Perhaps your faith has given way to fear. Maybe, like the disciple Simon Peter, you have even fallen, and denied your Master. You feel that you have lost your salvation. You are in despair.

Whether you have hit rock bottom like Simon Peter or not, I have good news for you.

Jesus knows how weak we can be. Simon Peter was one of his closest friends and dearest disciples. But he could see that he would deny Jesus horribly, and through fear lie that he didn’t know him. The words he uses to predict this are moving:

Simon, Simon, behold, Satan demanded to have you, that he might sift you like wheat, but I have prayed for you that your faith may not fail. And when you have turned again, strengthen your brothers (Luke 22:31-32).

When we struggle or become weak, Jesus prays for us too that we will not fail. Sometimes the candle might seem like it is almost out and only smouldering, but instead of snuffing us out he breathes his Spirit on us to strengthen us so we too, like Peter, can strengthen others.

Pixabay
Pixabay

I wonder if Peter’s mind was cast back to that moment all those years ago when he wrote the words of the verse from his epistle that we have been looking at together. One thing we do know is he used exactly the same Greek word Jesus did when he promised him all those years ago that his fall would not be final:

And after you have suffered a little while, the God of all grace, who has called you to his eternal glory in Christ, will himself restore, confirm, strengthen, and establish you (1 Peter 5:10).

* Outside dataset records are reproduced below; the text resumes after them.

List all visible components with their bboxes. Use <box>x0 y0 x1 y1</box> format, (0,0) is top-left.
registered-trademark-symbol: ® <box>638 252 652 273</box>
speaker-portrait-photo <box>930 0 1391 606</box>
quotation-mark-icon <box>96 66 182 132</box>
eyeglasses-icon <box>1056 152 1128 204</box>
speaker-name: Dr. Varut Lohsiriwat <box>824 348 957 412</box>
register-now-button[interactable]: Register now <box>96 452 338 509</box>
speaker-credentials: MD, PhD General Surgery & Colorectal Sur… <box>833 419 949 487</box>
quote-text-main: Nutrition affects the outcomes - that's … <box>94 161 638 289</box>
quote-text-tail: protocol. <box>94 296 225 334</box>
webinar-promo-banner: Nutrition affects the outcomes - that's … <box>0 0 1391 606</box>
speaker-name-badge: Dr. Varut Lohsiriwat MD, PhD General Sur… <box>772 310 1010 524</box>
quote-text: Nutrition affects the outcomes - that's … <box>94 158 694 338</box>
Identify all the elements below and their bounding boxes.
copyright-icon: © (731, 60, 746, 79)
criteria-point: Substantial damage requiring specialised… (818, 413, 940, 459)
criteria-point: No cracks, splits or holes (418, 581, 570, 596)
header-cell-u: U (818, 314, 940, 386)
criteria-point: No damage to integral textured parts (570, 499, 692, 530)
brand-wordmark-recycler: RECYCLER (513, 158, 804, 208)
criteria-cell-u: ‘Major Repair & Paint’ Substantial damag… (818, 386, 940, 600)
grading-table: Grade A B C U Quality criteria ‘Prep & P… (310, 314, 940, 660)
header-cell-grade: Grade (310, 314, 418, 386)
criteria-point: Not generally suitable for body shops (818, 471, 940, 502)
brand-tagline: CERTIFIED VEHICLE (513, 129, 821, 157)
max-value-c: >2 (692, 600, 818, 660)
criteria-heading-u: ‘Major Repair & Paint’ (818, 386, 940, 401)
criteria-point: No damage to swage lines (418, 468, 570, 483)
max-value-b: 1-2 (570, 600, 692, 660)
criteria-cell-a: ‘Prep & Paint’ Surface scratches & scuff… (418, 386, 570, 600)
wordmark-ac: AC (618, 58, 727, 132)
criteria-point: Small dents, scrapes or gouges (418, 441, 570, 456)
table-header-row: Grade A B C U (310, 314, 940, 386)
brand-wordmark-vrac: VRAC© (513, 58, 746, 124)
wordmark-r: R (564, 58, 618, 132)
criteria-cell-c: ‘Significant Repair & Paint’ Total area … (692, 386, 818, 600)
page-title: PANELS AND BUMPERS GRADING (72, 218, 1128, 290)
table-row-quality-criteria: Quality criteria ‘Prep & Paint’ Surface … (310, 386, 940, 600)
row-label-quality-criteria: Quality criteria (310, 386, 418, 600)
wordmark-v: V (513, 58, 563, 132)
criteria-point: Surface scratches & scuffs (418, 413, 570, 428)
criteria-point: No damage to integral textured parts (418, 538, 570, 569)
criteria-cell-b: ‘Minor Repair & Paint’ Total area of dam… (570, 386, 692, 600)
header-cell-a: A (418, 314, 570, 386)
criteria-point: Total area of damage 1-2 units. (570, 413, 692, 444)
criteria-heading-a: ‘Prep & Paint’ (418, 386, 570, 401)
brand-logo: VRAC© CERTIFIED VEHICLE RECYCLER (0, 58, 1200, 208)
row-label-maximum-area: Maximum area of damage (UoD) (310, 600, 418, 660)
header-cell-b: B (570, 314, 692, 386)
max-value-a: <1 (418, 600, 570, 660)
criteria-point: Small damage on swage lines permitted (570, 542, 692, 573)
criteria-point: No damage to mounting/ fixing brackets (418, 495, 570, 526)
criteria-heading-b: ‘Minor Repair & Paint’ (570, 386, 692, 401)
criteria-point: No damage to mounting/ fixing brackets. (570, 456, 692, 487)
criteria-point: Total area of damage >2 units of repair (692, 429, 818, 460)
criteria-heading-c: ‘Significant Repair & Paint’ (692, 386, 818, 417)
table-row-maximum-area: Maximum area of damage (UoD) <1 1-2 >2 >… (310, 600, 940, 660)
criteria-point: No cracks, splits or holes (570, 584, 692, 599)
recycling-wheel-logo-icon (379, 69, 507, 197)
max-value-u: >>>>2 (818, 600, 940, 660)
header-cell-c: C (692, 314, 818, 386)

If you are faltering, God promises to make you firm.  He does that often through the means of others. Even as you are still feeling weak, but beginning to be strengthened, ask yourself: Who can I strengthen today?

It is said of the Apostle Paul that he went about from place to place, “strengthening all the disciples” (Acts 18:23).  Similarly, it is said of Jonathan that he went to David, when he was being pursued by Saul and “helped him find strength in God” (1 Sam 23:16, NIV).

Don’t try and help someone find strength in themselves.  Don’t tell them to pull their socks up. Don’t try and get them to put on a brave face. Tenderly, acknowledging their weaknesses, lead them back to the God who is the true source of strength.